North Korean defector and author Yeonmi Park visited Villanova on Thursday, April 10 to give a guest lecture on her experience leaving the authoritarian state and coming to the United States.
The event was hosted by the Matthew J. Ryan Center for the Study of Free Institutions and the Public Good as part of a series of speaking events by the Young America’s Foundation. According to its website, the nonprofit conservative youth foundation seeks to promote the ideals of “individual freedom, a strong national defense, free enterprise and traditional values.”
Across the Driscoll Hall auditorium, eager students took up every possible seat, with some even lining the stairs.
Park began her lecture discussing some of the political ideals she was exposed to upon coming to the United States in 2016 to study at Columbia University.
“My classmates and my professors at Columbia were saying we have to, you know, destroy the Constitution and dismantle American systems,” Park said. “And that we have to rebuild in the name of equity and collectivism, like North Korea.”
Park was incredibly shocked and dissatisfied with these statements and conversations, and believes that there is a disconnect between Americans and what it means to live in an authoritarian state.
“Most people in America have no clue what it means to live in a socialist state,” Park said. “I hope my story here can help you to understand a little bit better.”
Born in 1993 in the northern part of the country, Park grew up as most students across the world do. She had parents and attended school like any normal kid.
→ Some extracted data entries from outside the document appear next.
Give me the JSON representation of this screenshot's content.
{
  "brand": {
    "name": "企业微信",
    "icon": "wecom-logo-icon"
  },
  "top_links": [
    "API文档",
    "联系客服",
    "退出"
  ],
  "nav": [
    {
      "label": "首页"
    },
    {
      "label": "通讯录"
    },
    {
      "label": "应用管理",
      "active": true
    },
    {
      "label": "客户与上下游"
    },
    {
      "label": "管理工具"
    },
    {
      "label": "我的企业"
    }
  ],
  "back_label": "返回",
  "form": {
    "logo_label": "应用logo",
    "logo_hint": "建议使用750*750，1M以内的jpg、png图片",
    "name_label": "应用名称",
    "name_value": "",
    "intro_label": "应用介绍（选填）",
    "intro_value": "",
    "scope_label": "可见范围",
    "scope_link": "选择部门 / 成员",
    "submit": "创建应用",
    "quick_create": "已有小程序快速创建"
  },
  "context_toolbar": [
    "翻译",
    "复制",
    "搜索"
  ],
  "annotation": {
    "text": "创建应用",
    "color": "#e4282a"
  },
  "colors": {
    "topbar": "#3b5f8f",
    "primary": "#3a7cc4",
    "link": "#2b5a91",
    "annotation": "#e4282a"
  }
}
Living in North Korea however also meant learning how to survive alongside an all-knowing government, one Park compared to 1984 by George Orwell.
“My mother told me, ‘Don’t even whisper,’” Park said. “The most dangerous thing in my body was my tongue.”
Park’s father found himself in trouble with the North Korean government after engaging in illegal trade. The “dark web” carries connotations in the West that are far more different than that of North Korea, where this illegality consists mostly of trading food. He was ultimately arrested and sent to a government labor camp.
While North Korea was severed from the rest of the world, Park described her experience learning from bootlegged movies and shows from China. Park described that her first glimpse of the Western world separate from government propaganda came from WWE pro-wrestling.
One film in particular that changed her life was Titanic, an immensely beloved romance movie.
“For the first time as a young girl, seeing a man dying for the woman that he loves, that gave me a very first taste of humanity,” Park said.
Both her family and her knew it was time to leave North Korea, and wanted to get out at any cost.
At age 13, Park’s mother and she escaped to China. This departure did come at a cost, and Park’s hardships did not cease upon crossing the border.
“The very first thing I saw in China was my mom being raped right in front of me,” Park said. “They said if we want to stay in China, then we have to be sold as sex slaves… I did not know what human trafficking was.”
In 2009, the man who had purchased Park decided to let her go, but there was nowhere in China for her to stay that wasn’t intensely dangerous. Ultimately, Park went to a chat room, where she interacted with men online in exchange for shelter and food. There, she was alerted of Christian missionaries who could get her into South Korea.
When speaking to the missionary, she was told that she would eventually be free. Park asked what this entailed.
“She said being free means you can wear jeans and watch K-dramas,” Park said. “I thought, that’s the coolest thing I’ve heard.”
After treacherously crossing the Gobi Desert and passing questioning in Mongolia, she was brought to South Korea and verified as a true defector. There, she began to read stories from the United States by Barack Obama and Hillary Clinton, and knew that was where she wanted to go next.
“I wanted to go to that promise land, where everyone has the same opportunity,” Park said.
Upon arriving, she felt dismayed by the opinions of her fellow students and professors. Park said she still sees this disconnect living in New York, citing her dissatisfaction with representative Alexandria Ocasio Cortez.
Park believes that the United States is headed down a dangerous path if others continue to champion equity, one she compared to North Korea. She argues that equality of opportunity and less governmental intervention needs to be upheld.
Following her speech, Park opened the floor for student and faculty questions. Most students in attendance praised her for her courage and political stances, but some took the floor to dissent.
One student in particular questioned her ideas on homelessness, which some audience members found to be controversial.
“The fact that you have homelessness,” Park said. “It’s not a sign of oppression and injustice. It’s a sign that you have choices.”
Another student shared that his parents left the Soviet Union and were also conservative, asking if Park noticed that many people who flee socialist states identify as conservative, and why this may be the case.
“I think 98% become Christians and conservatives,” Park said. “And you can say something must be wrong with the people who escaped socialism, or maybe they got to see some real truth in their life.”
Park also used this time to share her dissatisfaction with censorship in light of her political beliefs, as well as the lack of awareness surrounding the sexual slavery occurring in China due to ignorance in the west.